My 6 year old pees in toys, cups and bottles in his room

ced5641

New Member
My son is in grade 1 has childhood trauma and possible ADHD, I have talked to him about why we don’t pee in anything other than the toilet and when asked he lies or says he was too tired or had to go really bad. Any suggestions would be great. I stopped letting him have bottles and cups in his room. I get him to clean up after himself and throw any toys he pees on into the garbage. I don’t know what else to do. Help
 

Copabanana

Well-Known Member
Dear ced

Welcome to the forum. Please see this link ( Regressed Behaviors in Traumatized Children | The Attachment Trauma Center Institute (ATCI) ) that I think has a very good explanation of this kind of behavior by traumatized children. I recognize you didn't ask for this but rather for an intervention that will help your child urinate in the toilet, a behavior I am assuming he did learn but no longer can relied upon to do, all of the time.

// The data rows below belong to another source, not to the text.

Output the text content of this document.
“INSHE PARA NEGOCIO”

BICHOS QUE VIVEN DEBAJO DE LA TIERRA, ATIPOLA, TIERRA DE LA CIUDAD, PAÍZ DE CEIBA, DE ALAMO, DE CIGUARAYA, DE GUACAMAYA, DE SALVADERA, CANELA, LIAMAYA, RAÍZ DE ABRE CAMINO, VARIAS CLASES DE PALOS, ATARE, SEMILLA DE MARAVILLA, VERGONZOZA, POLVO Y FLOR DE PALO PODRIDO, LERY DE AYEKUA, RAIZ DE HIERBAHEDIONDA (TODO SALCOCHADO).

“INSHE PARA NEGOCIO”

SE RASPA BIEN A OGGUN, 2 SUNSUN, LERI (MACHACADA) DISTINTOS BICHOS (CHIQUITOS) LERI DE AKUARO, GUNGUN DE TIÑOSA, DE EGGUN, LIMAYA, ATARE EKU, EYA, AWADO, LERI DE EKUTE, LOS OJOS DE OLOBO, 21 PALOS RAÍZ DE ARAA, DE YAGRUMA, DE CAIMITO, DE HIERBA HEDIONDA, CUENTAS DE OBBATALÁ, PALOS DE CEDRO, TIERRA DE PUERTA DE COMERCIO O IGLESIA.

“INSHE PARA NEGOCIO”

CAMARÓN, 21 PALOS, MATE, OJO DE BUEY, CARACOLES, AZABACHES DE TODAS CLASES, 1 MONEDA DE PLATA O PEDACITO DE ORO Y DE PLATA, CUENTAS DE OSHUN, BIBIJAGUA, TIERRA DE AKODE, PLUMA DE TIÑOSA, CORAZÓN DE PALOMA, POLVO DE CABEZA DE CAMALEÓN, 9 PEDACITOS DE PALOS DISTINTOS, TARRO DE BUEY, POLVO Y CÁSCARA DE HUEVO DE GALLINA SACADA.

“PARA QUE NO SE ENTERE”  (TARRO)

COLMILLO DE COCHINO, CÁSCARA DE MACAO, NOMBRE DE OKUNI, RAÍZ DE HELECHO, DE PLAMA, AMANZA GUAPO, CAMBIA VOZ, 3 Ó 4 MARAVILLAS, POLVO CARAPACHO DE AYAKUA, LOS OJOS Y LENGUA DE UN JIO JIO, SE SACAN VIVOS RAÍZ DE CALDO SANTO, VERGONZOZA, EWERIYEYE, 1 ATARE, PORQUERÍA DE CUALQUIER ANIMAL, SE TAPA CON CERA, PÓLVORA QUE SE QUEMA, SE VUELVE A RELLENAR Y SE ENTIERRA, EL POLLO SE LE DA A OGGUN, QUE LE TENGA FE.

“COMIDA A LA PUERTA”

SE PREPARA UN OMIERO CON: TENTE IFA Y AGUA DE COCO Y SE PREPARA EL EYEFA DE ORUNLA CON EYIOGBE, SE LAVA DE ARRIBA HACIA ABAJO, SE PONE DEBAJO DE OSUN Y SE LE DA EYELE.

As I read this article I see that the peeing in wrong places happens because the traumatized child has regressed, and the reoccurence seems to happen when the child is emotionally triggered in a way that reminds him of the traumatizing event. I would think that a tranquil, secure, low stimulation environment, with loving and predictable attention and support, would be an environment that would help a child feel safe and secure, to minimize regressive triggering. Maybe a new puppy, who needs to be housebroken would be a way to reinforce habits indirectly so as to not shame your child, who I am sure does not choose to do this in a conscious way. But I think the main intervention should be psychological or psychiatric treatment, or even neurofeedback which I am learning is an effective treatment for trauma, for children and adults. Also equine assisted therapy often helps traumatized children. If you have a facility near you, it is often free for children who are disabled, have special needs, or a history of trauma.

I don't think your child does this for reasons that are within his conscious control and therefore I don't think that continuing to talk with him about it will have an effect. He has regressed because he is triggered and he is triggered because he has been traumatized. Trauma in children affects the brain. He doesn't choose to do this or want to do it. I suggest that you see a pediatrician, a counselor, an expressive arts therapist, etc. and they might be able to help deal with resolving the trauma itself.

I have put down my thoughts. Others will be here in the morning.
 

runawaybunny

Administrator
Staff member
My son is in grade 1 has childhood trauma and possible ADHD, I have talked to him about why we don’t pee in anything other than the toilet and when asked he lies or says he was too tired or had to go really bad. Any suggestions would be great. I stopped letting him have bottles and cups in his room. I get him to clean up after himself and throw any toys he pees on into the garbage. I don’t know what else to do. Help
That has to be very frustrating for you. Hang in there.

Here's something that you may find helpful:


 

susiestar

Roll With It
I am sorry that your son was traumatized. I hope you can get help in working this out. One thing that may help is setting a timer for him to go to the bathroom every 1-2 hours. It isn't meant as a punishment (stop your game/show/play and sit on the potty), but to help his body get used to eliminating at regular intervals. He won't want to stop what he is doing to keep going to the bathroom. I would probably read to him on the potty if he was mine. Maybe get a special book that you only read while he is on the toilet? Maybe a book of 5 minute stories? They have them for all sorts of topics - dinosaurs, firemen, fairy tales, etc.... A google search should help you find a book like that. Here is a link to some of them on amazon Amazon.com : 5 minute stories for children . If he prefers to draw, keep a whiteboard and markers or paper and crayons in the bathroom. I know, it sounds strange, but you want to reward him for using the potty. Other than having him clean up, don't yell at him for peeing in his room. It is something he cannot really help at this point, due to the trauma.

If you want a good, clean, fun chapter book series to read with him, try Hank the Cowdog. The books were written by a cousin of my StepMIL, and are Christian but not preachy or churchy, if that makes sense. They are especially fun if you do the different voices. My husband used to read out loud during dinner. Mostly because he was too funny when he read and it riled the kids up, so he didn't read some books at bedtime. I was more boring (not as many good voices) so I got to do more of the bedtime reading.